One-room Public/Catholic School

I haven’t blogged because I’m working on my memoir. Asking for input on rural schools in Stearns County, I received this wonderful description by Bernadette Weber, OSB.
It will delight some; it might dismay others.
Here is just a snapshot of my grade school life.
Attending District 125 Public Country School was a rich experience.
 Being among 50 students in 8 grades with one teacher helped us be creative in using our time.
When in the lower and middle grades, I would listen to the interesting classes of the upper grades.
      We had wardrobes to keep our coats etc. (one for the boys and one for the girls).
When I finished my assigned work, I got to take the first graders for reading class in the wordrobe. Although I wasn’t aware of it, that was my first practice teaching.
 We also had a library, so could spend time reading books.

    In our school all the students and the teacher were Catholic. When I think about it, we were like a parochial school. We had a crucifix in the classroom and had Bible History classes twice a week and The Baltimore Catechism the other three days.
     We probably got more religion than parochial school students. We also went to religion classes on Saturdays.
On Sundays the pastor would ask catechism questions from the pulpit.

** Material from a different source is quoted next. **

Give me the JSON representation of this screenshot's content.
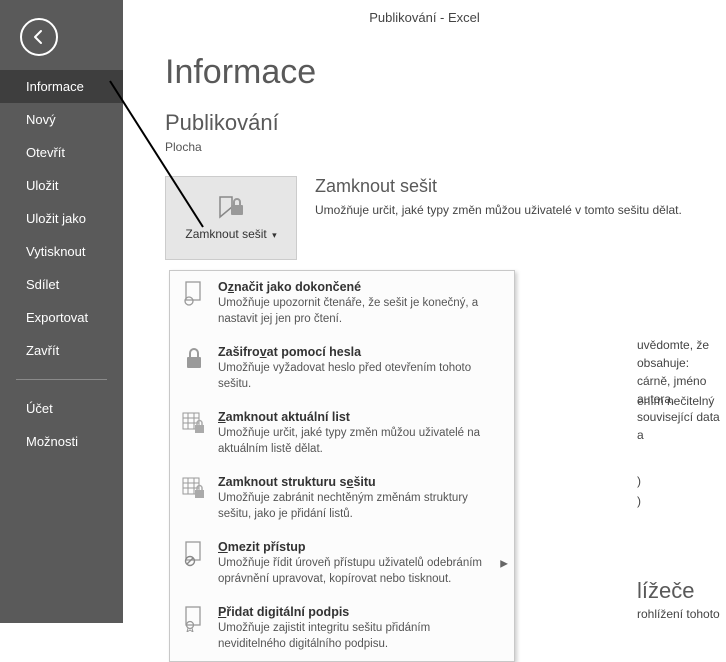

We got to participate at the county fair. I remember being in the exclamatory contest. There were also spelling bees.

     Recess time we usually played with our classmates.  The classes had their sections of the playground in which to play their choice of games.
Of course, anyone who could play ball did so. The pump for our drinking water was in the way when we played, so we had to be careful. My sister, knocked out a tooth bumping into the pump.

At the end of the school term we had a picnic. It wasn’t just food. We also had races of every kind: running races, sack races, high jumping., stilt walking.
Name it, we did it. We got our exercise at recess, at picnics and walking to school. My home was 2 ½ miles from school. Think of it: a first grader walking 5 miles a day.

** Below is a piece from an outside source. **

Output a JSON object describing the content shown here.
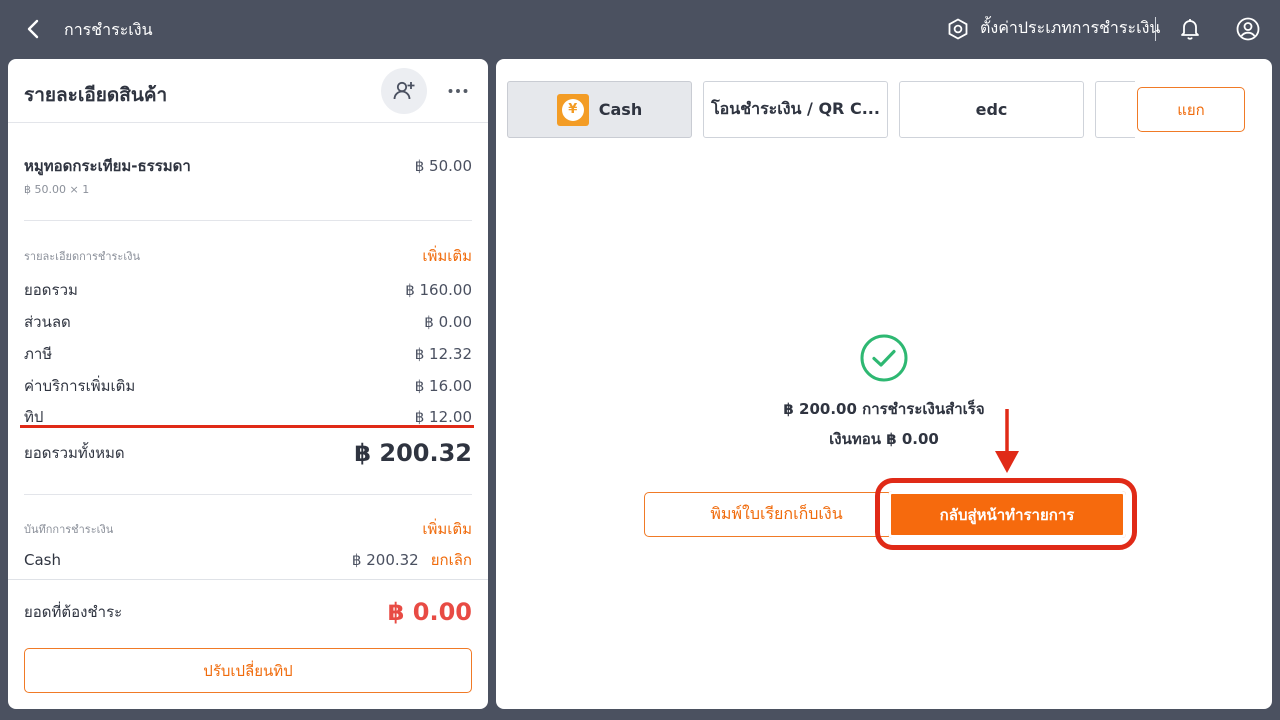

Since we were in school with brothers and sisters, we never tattled. Anyway, with my parents the teacher was always right. Respect for authority was upheld.
We didn’t call it a wardrobe. We called it “the cloakroom.” I was pretty old before I figured out why it was called that. I went to the village school, not a one-room school, but this describes the culture of my childhood. Our school stood next to the church, priest’s house, and parish cemetery. We ate lunch in the parish hall.

Nora Luetmer, OSB, wrote a master’s thesis entitled, “The History of Catholic Education in the Diocese of St. Cloud: 1855-1965.” It shows that public schools in the county were treated like parochial schools. During my school days—in the 1950s—it changed.

During my primary grades, the priest came into school to teach catechism. By my seventh and eighth grades, the public school changed from just acting Catholic to becoming legally a Catholic parochial school funded by the parish. Some parishioners couldn’t understand why they should pay taxes for education twice.